Sztuka odkrywania Boga i człowieka


Bardzo poważny wypadek. Samochód całkowicie zmiażdżony. Kierowca, będący pod wpływem alkoholu, wychodzi z tego wszystkiego bez żadnych większych obrażeń. Opinia specjalistów jest jednoznaczna: wedle racjonalnych praw fizyki, ten człowiek powinien zginąć, w najlepszym zaś przypadku odnieść ciężkie obrażenia.  

Wielu ludzi po takim cudownym przeżyciu wchodzi na drogę głębokiego nawrócenia. Jednak we wspomnianej sytuacji, ów człowiek zaprezentował zupełnie inne podejście. Pewny siebie, po prostu uznał, że miał „farta”. Co więcej, wedle swej pokrętnej logiki, „zbawczą zasługę” przypisał alkoholowi… 

W tym kontekście, warto wyróżnić trzy zasadnicze postawy odnośnie relacji pomiędzy Bogiem i człowiekiem. Pierwsza  postawa charakteryzuje się brakiem odniesień do Boga. Wszystko pozostaje tutaj na poziomie czysto ludzkich wyjaśnień. Bóg jawi się jako „hipoteza”, która do niczego nie jest potrzebna. Nawet najbardziej „cudowne sytuacje”, tłumaczone są przy pomocy różnych rozumowych racji.  Ewentualny brak fundamentalnej logiki nie stanowi problemu. Taki sposób  interpretacji świata łączy się z brakiem potrzeby poszukiwania głębszego sensu życia. Bóg pozostaje wielkim nie-odkrytym. Można tu mówić o człowieku bez Boga.

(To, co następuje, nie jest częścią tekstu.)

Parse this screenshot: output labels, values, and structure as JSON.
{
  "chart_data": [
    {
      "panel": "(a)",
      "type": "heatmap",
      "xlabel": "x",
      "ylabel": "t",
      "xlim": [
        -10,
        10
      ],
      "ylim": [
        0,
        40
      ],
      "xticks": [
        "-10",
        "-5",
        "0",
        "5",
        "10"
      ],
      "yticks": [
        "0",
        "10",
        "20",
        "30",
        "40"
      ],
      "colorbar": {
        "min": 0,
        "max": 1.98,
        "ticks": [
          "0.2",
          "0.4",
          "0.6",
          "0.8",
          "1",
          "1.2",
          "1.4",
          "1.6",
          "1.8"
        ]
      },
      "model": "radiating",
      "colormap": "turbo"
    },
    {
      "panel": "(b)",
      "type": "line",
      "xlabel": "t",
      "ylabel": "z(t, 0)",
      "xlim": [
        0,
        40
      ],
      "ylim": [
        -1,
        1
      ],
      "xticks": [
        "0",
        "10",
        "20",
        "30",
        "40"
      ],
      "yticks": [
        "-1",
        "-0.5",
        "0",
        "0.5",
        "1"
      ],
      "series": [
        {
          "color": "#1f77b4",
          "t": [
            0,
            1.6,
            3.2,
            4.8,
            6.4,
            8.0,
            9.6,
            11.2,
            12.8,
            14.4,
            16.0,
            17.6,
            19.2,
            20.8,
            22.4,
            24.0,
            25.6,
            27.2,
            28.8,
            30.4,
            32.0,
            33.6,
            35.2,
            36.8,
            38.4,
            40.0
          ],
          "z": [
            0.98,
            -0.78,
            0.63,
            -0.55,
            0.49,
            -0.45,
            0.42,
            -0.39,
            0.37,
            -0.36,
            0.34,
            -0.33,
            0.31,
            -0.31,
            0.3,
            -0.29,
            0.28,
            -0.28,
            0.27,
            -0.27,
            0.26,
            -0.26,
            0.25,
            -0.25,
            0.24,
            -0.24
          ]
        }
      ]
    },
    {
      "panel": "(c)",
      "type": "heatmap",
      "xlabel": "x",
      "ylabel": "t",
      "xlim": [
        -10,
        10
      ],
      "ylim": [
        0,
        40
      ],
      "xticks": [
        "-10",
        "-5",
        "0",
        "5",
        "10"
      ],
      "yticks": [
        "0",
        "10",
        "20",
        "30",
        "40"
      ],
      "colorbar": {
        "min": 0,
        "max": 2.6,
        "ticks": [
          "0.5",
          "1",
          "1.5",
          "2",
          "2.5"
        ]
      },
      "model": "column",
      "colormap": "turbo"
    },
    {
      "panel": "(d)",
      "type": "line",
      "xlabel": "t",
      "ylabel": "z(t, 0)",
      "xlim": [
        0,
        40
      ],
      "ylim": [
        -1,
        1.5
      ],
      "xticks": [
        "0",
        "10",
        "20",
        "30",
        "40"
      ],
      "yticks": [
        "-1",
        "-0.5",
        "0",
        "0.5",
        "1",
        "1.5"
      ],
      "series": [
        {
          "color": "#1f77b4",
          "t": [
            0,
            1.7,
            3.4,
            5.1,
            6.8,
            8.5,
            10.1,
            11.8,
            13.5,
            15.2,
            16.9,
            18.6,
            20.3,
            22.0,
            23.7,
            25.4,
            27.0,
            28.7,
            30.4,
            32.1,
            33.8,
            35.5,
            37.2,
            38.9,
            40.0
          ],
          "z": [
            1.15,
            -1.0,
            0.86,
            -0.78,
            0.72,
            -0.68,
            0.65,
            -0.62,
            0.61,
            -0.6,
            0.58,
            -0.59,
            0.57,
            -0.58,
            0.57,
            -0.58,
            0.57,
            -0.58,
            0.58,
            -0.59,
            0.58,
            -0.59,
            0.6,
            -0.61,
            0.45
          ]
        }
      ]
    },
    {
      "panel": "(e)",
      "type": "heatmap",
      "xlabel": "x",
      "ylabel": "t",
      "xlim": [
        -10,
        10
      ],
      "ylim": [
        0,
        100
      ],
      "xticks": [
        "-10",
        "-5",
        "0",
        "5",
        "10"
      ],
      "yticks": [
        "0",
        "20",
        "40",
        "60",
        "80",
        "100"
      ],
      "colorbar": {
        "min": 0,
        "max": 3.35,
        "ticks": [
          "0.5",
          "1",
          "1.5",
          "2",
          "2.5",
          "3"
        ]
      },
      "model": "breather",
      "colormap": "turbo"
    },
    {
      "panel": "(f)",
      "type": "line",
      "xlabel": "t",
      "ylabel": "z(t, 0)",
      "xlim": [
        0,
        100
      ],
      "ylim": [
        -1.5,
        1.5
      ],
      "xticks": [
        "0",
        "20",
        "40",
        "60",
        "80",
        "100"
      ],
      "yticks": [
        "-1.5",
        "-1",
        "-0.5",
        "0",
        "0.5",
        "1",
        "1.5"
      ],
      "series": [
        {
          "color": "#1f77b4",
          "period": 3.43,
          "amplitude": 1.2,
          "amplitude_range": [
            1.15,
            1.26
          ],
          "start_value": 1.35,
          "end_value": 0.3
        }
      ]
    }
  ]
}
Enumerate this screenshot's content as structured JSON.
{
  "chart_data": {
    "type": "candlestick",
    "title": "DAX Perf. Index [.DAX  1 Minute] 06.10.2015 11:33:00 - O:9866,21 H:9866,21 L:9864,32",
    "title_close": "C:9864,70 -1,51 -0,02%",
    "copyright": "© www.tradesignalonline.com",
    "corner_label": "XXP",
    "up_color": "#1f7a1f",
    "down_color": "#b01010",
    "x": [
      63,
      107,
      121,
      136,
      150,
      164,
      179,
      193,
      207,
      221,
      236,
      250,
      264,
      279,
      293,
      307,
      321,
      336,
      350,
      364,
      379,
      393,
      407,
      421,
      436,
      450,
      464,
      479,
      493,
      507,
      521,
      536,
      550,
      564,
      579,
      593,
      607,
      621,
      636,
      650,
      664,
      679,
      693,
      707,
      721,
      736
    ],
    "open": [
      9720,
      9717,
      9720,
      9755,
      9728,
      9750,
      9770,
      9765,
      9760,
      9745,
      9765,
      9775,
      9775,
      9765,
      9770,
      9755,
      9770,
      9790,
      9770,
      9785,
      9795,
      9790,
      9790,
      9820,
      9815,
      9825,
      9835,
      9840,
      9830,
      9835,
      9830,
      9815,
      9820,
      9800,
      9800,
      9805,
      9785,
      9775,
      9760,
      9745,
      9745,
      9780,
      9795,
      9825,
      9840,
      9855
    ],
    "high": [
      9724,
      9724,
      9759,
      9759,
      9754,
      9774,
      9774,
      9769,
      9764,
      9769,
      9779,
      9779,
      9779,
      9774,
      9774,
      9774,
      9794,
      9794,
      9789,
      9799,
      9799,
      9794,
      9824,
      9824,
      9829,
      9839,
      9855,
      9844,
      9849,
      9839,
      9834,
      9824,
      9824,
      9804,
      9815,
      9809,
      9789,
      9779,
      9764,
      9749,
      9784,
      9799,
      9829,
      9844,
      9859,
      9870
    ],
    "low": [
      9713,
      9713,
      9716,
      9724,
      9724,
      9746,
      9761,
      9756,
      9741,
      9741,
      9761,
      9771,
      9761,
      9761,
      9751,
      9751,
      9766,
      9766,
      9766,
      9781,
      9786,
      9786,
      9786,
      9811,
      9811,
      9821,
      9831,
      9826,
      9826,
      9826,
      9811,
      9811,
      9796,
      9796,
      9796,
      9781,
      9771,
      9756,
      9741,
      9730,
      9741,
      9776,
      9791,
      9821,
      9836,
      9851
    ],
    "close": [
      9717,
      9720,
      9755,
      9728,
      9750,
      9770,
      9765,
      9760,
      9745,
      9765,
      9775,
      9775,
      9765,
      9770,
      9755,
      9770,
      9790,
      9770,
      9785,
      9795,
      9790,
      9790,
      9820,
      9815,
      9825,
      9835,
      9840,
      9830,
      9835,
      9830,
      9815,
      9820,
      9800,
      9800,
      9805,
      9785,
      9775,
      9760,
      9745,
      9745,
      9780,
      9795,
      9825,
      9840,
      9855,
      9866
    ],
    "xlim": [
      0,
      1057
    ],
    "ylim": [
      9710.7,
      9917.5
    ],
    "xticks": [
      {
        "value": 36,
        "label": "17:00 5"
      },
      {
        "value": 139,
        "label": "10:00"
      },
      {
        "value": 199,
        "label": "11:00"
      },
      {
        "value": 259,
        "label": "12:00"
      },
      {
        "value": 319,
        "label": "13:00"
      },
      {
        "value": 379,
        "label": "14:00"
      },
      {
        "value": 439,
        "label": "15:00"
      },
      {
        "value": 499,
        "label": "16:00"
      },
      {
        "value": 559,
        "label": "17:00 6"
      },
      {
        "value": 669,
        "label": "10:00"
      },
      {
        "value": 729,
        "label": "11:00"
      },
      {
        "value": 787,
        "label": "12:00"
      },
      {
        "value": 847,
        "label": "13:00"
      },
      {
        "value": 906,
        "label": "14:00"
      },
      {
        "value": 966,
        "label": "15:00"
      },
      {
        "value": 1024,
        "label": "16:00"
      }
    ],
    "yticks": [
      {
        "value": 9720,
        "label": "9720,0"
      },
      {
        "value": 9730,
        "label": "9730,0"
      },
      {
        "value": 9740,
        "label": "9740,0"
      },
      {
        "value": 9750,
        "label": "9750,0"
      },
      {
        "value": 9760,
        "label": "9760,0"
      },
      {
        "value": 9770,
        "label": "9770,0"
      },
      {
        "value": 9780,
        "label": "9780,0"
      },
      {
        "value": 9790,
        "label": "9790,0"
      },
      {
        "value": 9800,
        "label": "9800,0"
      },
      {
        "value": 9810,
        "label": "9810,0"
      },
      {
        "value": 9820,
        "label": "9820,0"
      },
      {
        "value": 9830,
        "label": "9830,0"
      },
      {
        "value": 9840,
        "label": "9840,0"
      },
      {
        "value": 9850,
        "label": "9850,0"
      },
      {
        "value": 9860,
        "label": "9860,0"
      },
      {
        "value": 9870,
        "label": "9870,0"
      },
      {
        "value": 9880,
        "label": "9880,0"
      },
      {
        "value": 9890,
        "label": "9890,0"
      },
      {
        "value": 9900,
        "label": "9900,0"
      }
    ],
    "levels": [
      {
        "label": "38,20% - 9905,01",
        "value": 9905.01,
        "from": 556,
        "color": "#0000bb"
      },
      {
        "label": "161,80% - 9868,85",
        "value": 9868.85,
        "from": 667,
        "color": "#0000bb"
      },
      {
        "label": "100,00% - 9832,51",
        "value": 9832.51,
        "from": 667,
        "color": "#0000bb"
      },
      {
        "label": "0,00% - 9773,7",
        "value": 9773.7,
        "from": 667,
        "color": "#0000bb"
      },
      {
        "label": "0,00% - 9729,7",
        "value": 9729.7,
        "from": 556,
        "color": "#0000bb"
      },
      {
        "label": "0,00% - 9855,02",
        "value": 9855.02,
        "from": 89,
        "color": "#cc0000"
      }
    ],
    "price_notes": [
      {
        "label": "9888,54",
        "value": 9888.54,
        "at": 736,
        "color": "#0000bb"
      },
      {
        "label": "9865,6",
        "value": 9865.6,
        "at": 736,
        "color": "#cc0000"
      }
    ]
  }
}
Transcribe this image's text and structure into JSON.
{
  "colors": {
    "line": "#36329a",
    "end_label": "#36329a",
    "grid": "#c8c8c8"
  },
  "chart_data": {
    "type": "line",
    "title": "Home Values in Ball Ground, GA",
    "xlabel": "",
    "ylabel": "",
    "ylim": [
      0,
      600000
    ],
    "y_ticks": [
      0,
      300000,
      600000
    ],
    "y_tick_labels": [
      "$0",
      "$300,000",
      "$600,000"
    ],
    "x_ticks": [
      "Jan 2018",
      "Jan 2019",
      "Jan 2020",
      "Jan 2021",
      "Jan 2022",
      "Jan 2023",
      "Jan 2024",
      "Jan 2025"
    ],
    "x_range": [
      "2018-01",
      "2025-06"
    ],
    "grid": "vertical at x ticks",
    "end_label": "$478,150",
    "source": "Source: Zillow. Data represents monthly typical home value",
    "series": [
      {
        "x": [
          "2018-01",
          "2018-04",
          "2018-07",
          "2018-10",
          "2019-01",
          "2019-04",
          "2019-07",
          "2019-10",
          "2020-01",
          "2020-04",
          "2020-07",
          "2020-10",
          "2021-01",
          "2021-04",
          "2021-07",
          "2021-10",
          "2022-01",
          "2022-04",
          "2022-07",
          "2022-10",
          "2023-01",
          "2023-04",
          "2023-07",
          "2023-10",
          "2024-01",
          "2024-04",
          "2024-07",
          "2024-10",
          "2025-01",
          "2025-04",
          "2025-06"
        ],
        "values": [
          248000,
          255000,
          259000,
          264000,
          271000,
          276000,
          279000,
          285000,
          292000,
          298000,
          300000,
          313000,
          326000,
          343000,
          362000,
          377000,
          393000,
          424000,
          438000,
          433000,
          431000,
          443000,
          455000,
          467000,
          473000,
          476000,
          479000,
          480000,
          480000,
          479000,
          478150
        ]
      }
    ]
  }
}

W drugim przypadku, całkiem odmiennie, akcent pada na prawdę o istnieniu Boga. Można odnieść wrażenie, jak gdyby człowiek z całym światem swego przeżywania nie był zupełnie brany pod uwagę. Bóg jawi się jako swoisty zestaw dogmatów i wymogów moralnych, które mają niewiele wspólnego z człowieczeństwem. Niestety, nieraz tak rozumieją swą wiarę zaangażowani chrześcijanie.  Głoszeniu i egzekwowaniu Bożych Prawd towarzyszy brak wrażliwości na człowieka i jego egzystencjalne zmagania i uczuciowe potrzeby. Podkreślmy od razu, że jest to radykalnie błędna interpretacja chrześcijaństwa. Ponadto występuje tu tendencja do poszukiwania „cudowności”. Nieraz rzeczy dające się naturalnie wytłumaczyć już są traktowane jako „nadprzyrodzone cuda i objawienia”. Można to wszystko podsumować stwierdzeniem: Bóg bez człowieka.  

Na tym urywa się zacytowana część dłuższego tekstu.